Oh. You cover this in your next blog post. Excellent. And well done. (although a bare < breaks your comment system…)

Aphyr on 2013-02-18

Since your post stands alone without ANY talk of Bamboo/Cedar or Rails, I hope you will consider removing that stuff.

The dynamics of this routing system depend on a.) the existence of per-dyno queues and b.) the invariance of the server response distribution. Neither of those assumptions applies to a concurrent-server stack like Cedar, as far as I understand from Heroku’s posts.

DynamoDB (or Cassandra, or whatever NoSQL distributed atomic counter du jour you like), for example, has no problem returning in 50ms against pretty sizeable read/write traffic, and it seems pretty trivial (and important!) to shard pools of dynos per router rather than trying to treat dynos as a globally shared pool of resources.

In theory, the top-level routing system is globally distributed, which means you could face inter-dc latencies for consensus; at least one round trip and likely more than that. There’s a reason folks don’t split Dynamo over multiple datacenters without special rack-aware reasoning; on inhomogenous networks you can get spectacular tail latencies. The problem is that the dynamics of the system–like dyno queue depths–varies on a shorter timescale than an inter-DC system can reach consensus, which renders any consensus-based approach useless. The only solutions I can think of are

1.) Go stateless 2.) Be stateful, but only over dynamics that change slowly, like overall DC load 3.) Localize state to a system with tight latency bounds, like a single DC or machine.

In practice, your DNS system is already balancing traffic on a geographic basis, which helps you choose #3; a hybrid stateless/short-latency CP system is what I describe in the second post.

Aphyr on 2013-02-18

Cloud Foundry’s next-generation router has very little testing, and we’re hesitant to move to it. It takes the odd approach of using a (very high speed) message bus with a subscription/first responder method to do the reverse proxy vs a frequently updated, but fundamentally static in-memory hash checked via embedded Lua in Nginx.

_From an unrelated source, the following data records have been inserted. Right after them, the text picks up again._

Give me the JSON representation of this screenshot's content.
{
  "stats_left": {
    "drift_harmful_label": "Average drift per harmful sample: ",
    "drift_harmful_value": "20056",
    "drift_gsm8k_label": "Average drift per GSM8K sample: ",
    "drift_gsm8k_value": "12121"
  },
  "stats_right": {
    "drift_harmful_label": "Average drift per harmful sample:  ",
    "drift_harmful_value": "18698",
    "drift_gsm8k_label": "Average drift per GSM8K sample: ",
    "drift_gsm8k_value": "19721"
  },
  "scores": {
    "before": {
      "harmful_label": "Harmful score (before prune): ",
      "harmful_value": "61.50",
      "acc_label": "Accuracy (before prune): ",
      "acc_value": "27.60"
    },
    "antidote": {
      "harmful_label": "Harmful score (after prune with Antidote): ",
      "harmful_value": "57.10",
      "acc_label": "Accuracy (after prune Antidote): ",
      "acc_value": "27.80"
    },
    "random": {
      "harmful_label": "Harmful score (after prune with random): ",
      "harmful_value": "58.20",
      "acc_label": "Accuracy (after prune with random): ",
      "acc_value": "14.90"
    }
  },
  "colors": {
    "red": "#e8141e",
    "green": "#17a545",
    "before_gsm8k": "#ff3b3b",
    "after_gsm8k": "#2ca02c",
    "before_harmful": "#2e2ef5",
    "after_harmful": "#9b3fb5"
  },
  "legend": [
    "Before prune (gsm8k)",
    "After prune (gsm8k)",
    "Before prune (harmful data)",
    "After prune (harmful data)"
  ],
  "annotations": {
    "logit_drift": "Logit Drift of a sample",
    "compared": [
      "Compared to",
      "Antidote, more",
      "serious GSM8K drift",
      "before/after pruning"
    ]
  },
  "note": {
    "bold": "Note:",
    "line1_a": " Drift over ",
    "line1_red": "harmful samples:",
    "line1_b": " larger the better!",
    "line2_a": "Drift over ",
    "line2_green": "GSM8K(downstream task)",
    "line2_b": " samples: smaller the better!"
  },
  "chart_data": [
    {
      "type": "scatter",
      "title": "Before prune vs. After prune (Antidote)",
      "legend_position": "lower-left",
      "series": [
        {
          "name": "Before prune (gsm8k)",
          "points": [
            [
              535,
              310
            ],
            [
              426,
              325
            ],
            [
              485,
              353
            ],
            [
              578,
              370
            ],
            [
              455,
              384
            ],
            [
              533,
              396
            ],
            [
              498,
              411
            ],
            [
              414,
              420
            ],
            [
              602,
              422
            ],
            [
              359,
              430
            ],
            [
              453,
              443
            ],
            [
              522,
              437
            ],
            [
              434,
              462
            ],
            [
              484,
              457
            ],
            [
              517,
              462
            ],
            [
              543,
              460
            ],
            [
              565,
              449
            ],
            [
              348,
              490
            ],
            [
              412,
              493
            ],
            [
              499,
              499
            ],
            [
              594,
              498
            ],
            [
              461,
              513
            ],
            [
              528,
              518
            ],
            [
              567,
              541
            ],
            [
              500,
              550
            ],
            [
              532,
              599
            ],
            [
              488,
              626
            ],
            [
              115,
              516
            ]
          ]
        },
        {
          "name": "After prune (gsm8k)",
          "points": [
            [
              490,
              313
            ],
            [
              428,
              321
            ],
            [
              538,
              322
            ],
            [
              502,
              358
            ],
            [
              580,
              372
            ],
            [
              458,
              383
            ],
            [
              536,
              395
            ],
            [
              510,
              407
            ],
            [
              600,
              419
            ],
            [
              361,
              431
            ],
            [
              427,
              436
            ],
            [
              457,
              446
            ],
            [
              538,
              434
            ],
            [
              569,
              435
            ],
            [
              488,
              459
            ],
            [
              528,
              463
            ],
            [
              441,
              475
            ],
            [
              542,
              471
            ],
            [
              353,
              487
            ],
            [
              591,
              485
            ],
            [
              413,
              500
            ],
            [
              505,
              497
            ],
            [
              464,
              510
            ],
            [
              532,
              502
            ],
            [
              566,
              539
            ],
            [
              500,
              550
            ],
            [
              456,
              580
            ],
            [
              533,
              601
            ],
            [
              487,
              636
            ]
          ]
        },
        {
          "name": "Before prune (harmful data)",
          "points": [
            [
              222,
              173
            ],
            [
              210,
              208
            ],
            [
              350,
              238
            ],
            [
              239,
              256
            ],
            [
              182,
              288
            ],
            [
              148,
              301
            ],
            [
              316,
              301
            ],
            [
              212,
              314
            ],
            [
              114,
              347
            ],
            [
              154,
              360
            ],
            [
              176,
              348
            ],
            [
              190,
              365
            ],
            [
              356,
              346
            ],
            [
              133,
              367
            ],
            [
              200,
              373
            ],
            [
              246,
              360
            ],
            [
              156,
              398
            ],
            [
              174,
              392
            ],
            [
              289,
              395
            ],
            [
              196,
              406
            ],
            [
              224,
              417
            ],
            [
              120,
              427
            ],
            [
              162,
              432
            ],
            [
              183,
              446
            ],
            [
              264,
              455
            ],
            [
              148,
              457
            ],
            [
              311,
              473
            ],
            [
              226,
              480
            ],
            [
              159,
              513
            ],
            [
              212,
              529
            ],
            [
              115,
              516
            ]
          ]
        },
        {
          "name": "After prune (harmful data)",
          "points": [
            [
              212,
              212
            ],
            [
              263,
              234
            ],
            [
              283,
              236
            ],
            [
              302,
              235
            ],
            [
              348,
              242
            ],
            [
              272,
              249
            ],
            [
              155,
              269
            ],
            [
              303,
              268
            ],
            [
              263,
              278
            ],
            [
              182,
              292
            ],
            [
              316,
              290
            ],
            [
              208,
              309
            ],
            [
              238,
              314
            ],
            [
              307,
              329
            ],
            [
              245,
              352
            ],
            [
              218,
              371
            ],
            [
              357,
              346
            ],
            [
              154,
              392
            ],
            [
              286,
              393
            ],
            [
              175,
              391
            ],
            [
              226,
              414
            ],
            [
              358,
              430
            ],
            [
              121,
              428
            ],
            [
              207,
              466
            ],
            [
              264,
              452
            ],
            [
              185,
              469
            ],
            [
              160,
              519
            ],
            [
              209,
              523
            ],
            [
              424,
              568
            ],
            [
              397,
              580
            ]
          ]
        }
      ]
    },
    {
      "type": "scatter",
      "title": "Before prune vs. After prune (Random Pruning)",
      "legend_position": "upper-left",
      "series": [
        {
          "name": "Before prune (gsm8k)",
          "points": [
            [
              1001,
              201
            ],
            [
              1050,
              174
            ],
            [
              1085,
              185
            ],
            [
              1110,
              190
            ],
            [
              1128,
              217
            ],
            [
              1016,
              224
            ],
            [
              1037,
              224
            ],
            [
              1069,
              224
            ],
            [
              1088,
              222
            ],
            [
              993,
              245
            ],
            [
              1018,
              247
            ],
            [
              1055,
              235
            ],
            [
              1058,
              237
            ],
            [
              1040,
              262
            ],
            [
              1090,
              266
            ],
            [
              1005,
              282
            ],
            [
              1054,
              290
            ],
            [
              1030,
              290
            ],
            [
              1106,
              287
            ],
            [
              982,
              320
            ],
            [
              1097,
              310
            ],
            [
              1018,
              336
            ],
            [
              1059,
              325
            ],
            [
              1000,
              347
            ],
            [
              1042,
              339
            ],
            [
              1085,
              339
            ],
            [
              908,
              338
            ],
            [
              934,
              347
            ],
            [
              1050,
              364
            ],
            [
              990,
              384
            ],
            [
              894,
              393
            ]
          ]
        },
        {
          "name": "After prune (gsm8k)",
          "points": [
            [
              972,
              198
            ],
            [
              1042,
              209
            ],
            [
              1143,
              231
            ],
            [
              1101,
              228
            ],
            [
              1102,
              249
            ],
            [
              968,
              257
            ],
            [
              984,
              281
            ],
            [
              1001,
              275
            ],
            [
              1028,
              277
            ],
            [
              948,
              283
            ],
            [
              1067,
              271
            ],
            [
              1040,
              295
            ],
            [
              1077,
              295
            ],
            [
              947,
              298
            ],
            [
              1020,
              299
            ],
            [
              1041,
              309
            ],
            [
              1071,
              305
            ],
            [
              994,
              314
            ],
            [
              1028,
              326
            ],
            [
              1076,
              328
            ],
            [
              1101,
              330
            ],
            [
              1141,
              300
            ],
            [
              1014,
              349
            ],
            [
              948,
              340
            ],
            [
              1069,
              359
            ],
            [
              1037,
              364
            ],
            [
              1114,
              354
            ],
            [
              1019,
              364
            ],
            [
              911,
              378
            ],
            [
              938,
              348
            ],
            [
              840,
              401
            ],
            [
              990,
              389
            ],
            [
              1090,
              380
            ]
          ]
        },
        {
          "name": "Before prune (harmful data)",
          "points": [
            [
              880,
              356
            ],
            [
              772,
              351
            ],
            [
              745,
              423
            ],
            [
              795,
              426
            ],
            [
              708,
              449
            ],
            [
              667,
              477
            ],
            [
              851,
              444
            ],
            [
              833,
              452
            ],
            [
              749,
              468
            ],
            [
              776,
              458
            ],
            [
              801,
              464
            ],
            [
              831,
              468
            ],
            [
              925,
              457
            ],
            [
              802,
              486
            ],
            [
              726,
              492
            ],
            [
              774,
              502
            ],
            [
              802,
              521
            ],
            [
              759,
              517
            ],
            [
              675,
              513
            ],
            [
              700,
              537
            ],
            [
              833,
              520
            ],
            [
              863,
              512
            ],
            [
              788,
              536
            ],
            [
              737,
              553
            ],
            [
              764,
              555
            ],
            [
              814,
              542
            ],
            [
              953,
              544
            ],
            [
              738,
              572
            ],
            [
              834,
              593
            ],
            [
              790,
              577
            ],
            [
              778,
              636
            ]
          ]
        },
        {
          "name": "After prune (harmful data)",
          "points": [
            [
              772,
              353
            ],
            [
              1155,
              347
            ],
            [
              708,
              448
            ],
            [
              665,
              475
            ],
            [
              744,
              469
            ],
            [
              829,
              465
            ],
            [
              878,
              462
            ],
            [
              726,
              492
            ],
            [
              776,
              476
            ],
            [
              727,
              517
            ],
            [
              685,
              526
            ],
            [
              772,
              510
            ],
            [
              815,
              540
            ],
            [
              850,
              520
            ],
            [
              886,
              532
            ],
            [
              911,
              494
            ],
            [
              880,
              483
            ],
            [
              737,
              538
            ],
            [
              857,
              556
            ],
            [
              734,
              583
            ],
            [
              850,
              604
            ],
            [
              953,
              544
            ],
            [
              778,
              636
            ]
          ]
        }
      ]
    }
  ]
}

Without knowing your infrastructure… I blindly recommend haproxy to everyone who isn’t sure what load balancer to use. I’ve used (haproxy for load balancing) -> (nginx for rewrites and static files) -> (app servers) with excellent results. The least-conns balancer and health checks built into haproxy work nicely for seamless app deployment, and support for kernel TCP stream splicing minimizes the latency cost.

John on 2013-02-20

Hello Kyle,

Nice program and description. I’d be interested to see how a simulated “tied requests” implementation as described in this article would compare: http://cacm.acm.org/magazines/2013/2/160173-the-tail-at-scale/fulltext

Jim Wrubel on 2013-02-20

Disclosure - like Rap Genius I’m running a significant Rails stack on Heroku. Single-threaded, although we’re using Unicorn so at least we get a little bump from the multi-process webserver. We have had decent results by cranking the Unicorn backlog down (in the low teens at this point). Heroku’s routers will respect a ‘full’ queue and try a different dyno (though at some point they eventually give up: https://devcenter.heroku.com/articles/error-codes#h21-backend-connection-refused). I’d be interested in your thoughts and/or models on using forced redirects as a sort of ‘ghetto smart load balancer’. There would clearly be some overhead in retrying the request if the router randomly hits a full dyno, but as you pointed out, there’s a lot of overhead you can give up before you end up back at the worst case random algorithm.

Aphyr on 2013-02-21

I’d be interested in your thoughts and/or models on using forced redirects as a sort of ‘ghetto smart load balancer’.

I think it’s promising–but you’re right, as you start approaching fully loaded dynos the load balancers will spend more and more of their time retrying connections in sequence. You’ll want to instrument your dynos to make sure you always have a reasonable probability of selecting a free node.

The load balancers… don’t necessarily have to do requests in sequence–if the TCP stack is up to it the load balancer can initiate a TCP SYN to N dynos in parallel, take the first accepted connection, and close any others that accept. Might be prohibitive, not sure.